Ia menjelaskan, yang harus dievaluasi ialah jangan sampai ada penumpukan pengendara dalam penyekatan Suramadu. Khususnya dari Madura ke Surabaya.

"Nanti akan kita bahas untuk jalan keluar. Kalau kita ingin segera selesai COVID, khususnya Surabaya dan Madura harus tetap jalan (swab antigen di penyekatan). Kalau menjalar ke mana-mana gimana," jelasnya.

Baca juga: Temui Pendemo Warga Madura, Wali Kota Eri Sedih Dibilang Diskriminasi

Terkait warga Madura yang demo menolak penyekatan Suramadu, ia mengatakan, sudah ditemui oleh Wali Kota Surabaya Eri Cahyadi dan disampaikan ke Gubernur Jatim Khofifah Indar Parawansa.
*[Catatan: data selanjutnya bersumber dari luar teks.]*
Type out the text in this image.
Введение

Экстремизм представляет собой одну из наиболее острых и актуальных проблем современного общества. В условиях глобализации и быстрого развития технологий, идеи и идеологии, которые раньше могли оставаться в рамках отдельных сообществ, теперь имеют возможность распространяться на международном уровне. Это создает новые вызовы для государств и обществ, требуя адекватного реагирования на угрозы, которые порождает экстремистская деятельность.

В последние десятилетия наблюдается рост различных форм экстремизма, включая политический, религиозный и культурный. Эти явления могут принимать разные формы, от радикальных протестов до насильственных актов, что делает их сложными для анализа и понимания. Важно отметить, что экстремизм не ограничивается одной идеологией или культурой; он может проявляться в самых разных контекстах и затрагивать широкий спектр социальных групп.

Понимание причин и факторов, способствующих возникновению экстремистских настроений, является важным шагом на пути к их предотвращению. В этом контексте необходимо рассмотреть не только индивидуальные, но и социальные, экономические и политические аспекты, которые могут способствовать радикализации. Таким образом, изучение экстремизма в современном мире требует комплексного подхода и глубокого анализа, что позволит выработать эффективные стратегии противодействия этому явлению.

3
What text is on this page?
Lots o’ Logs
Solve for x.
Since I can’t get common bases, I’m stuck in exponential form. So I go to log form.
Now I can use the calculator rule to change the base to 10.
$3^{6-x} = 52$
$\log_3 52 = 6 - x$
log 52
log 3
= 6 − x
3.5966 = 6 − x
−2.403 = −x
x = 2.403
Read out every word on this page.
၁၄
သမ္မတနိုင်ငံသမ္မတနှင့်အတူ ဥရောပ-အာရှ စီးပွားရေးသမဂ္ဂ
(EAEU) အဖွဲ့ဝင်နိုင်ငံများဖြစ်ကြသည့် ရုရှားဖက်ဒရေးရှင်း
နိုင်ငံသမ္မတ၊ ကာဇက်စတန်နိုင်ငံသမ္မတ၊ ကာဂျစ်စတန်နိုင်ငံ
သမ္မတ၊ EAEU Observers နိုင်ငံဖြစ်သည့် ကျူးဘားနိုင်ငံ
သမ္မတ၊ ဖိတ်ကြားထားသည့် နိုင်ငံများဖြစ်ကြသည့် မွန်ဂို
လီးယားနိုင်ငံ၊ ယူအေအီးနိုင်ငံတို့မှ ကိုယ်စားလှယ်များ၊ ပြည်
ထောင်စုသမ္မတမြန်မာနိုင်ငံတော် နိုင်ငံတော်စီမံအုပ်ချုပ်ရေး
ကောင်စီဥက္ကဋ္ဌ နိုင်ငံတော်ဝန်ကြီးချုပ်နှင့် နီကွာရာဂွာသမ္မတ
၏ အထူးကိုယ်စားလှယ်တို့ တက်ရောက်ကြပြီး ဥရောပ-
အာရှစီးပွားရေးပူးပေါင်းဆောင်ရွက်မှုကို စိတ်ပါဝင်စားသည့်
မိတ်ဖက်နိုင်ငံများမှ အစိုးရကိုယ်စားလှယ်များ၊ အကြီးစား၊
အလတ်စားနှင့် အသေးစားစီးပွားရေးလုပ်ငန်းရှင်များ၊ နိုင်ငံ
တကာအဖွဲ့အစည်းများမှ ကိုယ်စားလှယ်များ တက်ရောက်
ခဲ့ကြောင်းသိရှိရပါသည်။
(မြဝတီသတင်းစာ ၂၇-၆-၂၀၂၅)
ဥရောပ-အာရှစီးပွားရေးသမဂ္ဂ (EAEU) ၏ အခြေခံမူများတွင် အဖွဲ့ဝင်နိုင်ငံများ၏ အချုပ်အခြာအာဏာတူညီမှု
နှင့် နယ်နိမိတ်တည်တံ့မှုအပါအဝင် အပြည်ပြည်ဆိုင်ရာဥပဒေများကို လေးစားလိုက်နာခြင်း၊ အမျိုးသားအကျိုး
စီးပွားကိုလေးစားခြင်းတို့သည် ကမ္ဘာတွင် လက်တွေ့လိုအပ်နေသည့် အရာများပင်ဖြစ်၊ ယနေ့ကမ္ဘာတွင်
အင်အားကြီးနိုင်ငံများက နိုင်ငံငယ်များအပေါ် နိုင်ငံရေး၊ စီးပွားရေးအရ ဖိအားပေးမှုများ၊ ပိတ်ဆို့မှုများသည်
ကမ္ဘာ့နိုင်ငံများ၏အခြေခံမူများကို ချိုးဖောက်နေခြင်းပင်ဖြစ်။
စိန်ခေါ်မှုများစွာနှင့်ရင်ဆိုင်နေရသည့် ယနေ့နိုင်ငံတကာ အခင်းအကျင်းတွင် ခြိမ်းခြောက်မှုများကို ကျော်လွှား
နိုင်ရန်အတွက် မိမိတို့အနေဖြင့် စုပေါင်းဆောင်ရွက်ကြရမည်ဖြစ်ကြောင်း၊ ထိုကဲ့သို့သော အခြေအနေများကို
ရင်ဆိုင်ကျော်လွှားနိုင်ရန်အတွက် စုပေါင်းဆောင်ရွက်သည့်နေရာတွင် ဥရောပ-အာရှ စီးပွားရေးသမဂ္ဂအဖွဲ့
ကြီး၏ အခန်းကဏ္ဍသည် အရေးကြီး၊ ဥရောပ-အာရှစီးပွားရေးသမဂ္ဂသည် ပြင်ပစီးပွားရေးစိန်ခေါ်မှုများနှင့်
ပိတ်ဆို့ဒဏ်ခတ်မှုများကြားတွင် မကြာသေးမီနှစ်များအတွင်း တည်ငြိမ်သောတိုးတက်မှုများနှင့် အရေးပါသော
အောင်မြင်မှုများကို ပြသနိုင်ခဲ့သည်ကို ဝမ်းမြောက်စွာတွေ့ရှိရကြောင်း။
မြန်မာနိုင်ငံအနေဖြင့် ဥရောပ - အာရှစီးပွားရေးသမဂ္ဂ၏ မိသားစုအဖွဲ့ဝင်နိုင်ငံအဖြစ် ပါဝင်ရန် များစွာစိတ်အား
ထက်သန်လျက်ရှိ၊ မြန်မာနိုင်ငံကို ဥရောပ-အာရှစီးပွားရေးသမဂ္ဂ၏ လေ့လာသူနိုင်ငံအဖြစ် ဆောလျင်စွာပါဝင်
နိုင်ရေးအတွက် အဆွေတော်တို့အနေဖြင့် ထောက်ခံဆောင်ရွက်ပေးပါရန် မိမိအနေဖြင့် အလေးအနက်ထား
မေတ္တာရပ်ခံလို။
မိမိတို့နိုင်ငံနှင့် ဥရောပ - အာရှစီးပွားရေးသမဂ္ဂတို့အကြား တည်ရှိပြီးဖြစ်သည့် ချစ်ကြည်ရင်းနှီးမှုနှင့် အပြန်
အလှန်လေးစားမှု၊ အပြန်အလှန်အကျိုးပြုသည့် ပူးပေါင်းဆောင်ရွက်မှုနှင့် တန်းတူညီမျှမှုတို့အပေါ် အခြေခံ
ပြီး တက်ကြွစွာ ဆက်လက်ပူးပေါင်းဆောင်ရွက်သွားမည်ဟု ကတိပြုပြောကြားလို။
Ia berharap ada kesepakatan dan pemahaman bersama.

"Tidak ada niat sulit kalau bisa dicari. Mudah-mudahan ada kesepakatan dan pemahaman," harapnya.

Selain itu, ia meminta tempat ibadah dan wisata di zona merah ditutup sementara. Berdasarkan data di http://infocovid19.jatimprov.go.id/, saat ini di Jatim ada dua daerah yang zona merah COVID-19. Yakni Kota Pasuruan dan Bangkalan.

"Pokoknya semua zona merah, ibadah supaya tetap di rumah. Wisata ditutup demi perbaikan kita semua," pungkasnya.